LONDON (Reuters) - Shares in Vodafone Group rose on Friday after a media report that U.S. mobile operator AT&T was exploring strategies for a potential takeover of the British telecoms firm.
AT&T Chief Executive Randall Stephenson has said there is a “huge opportunity” to invest in mobile broadband in Europe and he would buy wireless assets if they were available at the right price.
AT&T is the second-largest mobile provider in the United States after Verizon Wireless. But it is not adding new customers in its home market as fast as Verizon, and it is also ceding market share to much smaller rival T-Mobile US.

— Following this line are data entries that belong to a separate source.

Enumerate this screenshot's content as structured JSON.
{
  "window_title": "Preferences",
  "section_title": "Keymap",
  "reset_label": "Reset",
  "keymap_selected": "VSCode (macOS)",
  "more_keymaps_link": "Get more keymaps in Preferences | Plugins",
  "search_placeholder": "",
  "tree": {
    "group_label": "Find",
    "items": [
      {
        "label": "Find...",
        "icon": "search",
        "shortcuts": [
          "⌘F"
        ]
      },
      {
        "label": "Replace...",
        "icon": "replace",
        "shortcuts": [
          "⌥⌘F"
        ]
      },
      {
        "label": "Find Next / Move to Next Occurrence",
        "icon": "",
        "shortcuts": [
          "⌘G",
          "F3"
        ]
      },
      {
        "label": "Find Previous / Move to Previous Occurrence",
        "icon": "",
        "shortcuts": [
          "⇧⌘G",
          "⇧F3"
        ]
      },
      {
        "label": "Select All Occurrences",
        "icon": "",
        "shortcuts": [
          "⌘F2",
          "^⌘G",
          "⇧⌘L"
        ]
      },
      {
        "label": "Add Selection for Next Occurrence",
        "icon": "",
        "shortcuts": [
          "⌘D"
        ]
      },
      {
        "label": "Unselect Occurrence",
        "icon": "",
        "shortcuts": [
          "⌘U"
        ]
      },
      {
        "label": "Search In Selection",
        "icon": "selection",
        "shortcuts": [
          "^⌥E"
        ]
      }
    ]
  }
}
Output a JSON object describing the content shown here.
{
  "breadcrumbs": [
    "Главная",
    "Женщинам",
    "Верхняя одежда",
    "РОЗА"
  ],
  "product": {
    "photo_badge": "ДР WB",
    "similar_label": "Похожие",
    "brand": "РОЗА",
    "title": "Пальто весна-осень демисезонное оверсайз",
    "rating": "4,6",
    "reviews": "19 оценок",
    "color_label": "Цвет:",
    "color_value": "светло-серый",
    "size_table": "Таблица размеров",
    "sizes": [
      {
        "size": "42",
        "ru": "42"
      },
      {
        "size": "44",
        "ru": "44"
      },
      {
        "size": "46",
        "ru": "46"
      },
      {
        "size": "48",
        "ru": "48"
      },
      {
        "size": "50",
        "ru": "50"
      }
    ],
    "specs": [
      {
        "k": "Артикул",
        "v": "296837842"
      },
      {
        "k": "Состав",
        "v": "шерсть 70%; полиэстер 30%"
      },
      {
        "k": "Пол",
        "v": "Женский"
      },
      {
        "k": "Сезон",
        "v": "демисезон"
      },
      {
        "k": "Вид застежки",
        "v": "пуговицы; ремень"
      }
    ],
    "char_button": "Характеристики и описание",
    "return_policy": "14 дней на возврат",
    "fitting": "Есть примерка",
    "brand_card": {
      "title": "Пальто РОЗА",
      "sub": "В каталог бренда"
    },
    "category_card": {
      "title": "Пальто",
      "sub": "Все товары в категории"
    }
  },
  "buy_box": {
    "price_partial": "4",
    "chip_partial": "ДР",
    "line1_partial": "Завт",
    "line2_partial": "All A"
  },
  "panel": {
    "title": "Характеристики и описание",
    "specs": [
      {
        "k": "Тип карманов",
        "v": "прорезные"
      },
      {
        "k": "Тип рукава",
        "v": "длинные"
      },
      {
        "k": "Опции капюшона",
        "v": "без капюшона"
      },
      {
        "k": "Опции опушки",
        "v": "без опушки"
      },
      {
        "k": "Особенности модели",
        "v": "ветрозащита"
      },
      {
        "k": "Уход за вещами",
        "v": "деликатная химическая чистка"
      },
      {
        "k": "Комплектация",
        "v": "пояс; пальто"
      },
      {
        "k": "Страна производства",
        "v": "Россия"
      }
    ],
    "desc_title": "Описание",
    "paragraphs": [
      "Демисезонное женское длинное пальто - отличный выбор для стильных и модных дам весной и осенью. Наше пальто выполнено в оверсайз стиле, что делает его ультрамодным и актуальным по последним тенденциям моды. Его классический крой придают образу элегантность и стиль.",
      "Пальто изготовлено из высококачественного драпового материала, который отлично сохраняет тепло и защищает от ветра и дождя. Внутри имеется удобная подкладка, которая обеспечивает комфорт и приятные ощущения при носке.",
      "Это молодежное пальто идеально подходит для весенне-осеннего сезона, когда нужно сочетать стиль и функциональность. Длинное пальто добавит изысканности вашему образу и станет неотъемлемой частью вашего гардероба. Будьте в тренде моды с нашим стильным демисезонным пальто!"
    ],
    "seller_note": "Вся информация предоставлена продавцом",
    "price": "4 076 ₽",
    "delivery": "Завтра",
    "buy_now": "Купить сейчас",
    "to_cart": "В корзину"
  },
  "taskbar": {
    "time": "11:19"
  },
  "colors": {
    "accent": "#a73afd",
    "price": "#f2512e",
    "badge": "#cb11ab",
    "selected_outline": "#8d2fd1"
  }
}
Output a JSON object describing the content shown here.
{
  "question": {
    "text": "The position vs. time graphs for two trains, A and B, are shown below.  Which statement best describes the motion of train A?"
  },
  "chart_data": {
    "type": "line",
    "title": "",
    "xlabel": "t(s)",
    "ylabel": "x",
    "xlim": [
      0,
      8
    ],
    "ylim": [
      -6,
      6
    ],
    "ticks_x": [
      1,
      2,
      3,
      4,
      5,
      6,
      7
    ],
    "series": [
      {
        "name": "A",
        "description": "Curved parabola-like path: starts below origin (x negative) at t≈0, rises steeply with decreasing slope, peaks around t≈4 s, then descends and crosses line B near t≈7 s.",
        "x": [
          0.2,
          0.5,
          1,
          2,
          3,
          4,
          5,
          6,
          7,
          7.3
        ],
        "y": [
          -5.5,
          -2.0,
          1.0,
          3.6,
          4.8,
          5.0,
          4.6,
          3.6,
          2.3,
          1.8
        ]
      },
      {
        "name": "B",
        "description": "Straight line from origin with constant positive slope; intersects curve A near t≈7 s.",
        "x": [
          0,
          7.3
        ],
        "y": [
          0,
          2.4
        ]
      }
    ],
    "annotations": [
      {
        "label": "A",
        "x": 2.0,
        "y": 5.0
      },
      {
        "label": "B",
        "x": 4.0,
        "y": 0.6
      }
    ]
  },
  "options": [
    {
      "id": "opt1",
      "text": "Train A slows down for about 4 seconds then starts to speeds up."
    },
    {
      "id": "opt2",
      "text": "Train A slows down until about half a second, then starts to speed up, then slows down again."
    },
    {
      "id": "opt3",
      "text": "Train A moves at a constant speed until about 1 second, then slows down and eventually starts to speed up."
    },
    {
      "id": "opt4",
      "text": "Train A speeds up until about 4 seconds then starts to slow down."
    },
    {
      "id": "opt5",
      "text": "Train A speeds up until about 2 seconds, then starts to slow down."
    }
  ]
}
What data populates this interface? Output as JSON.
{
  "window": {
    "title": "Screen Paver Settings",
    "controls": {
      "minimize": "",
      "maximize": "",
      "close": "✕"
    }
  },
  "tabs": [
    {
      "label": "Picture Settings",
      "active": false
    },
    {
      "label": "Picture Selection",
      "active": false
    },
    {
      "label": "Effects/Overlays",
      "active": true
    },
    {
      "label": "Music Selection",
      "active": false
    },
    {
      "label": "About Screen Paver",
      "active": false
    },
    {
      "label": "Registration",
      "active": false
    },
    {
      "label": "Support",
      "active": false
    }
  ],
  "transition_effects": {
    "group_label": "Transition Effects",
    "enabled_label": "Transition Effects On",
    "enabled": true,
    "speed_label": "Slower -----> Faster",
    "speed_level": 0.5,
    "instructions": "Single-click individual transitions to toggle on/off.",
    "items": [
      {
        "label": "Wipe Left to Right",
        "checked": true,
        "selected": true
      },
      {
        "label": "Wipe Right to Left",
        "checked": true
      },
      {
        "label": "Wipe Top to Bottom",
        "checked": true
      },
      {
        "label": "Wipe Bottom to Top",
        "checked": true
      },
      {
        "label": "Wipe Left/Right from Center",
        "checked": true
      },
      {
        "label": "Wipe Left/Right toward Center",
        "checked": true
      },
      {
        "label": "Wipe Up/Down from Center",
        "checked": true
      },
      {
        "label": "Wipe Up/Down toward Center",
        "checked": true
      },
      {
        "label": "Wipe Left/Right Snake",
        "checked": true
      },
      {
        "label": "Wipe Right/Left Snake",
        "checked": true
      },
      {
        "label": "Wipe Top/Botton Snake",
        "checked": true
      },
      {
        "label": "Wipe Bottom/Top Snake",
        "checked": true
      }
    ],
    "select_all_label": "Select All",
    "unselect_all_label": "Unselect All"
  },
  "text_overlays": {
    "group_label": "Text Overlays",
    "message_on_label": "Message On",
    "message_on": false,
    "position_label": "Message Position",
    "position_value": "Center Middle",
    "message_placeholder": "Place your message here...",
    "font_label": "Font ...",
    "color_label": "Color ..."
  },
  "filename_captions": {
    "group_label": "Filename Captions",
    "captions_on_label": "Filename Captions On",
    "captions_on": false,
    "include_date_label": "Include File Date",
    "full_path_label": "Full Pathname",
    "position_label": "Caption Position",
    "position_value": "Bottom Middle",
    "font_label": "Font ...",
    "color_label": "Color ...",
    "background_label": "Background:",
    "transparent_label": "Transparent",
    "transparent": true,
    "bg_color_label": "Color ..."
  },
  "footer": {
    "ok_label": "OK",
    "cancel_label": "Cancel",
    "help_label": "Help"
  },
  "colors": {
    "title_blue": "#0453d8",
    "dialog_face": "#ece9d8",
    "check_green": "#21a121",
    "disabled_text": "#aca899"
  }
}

Vodafone sold its stake in Verizon Wireless to its joint venture partner Verizon Communications Inc for $130 billion in September, leaving it with a pan-European business spanning Britain to Romania and operations in the Middle East and Africa.
AT&T has been eyeing Europe since the beginning of the year and has considered options including Vodafone and Britain’s largest mobile carrier EE, a joint venture of Orange and Deutsche Telekom, sector bankers have previously told Reuters.
A Bloomberg report on Thursday, citing people familiar with the situation, said AT&T was examining how it could divide Vodafone up after a deal, keeping some assets and disposing of others. The companies have not entered formal negotiations, the report said.
Shares in Vodafone were up 2.9 percent to 231 pence at 1104 GMT, the biggest gainers on the FTSE 100 index of blue-chip stocks.
Espirito Santo analyst Robert Grindle said it was logical for AT&T to consider its options regarding Vodafone, following its U.S. exit.
“What we don’t have full clarity on is how ambitious AT&T is,” he said. “(The report) is short on substance but long on plausibility.”
Vodafone and AT&T declined to comment.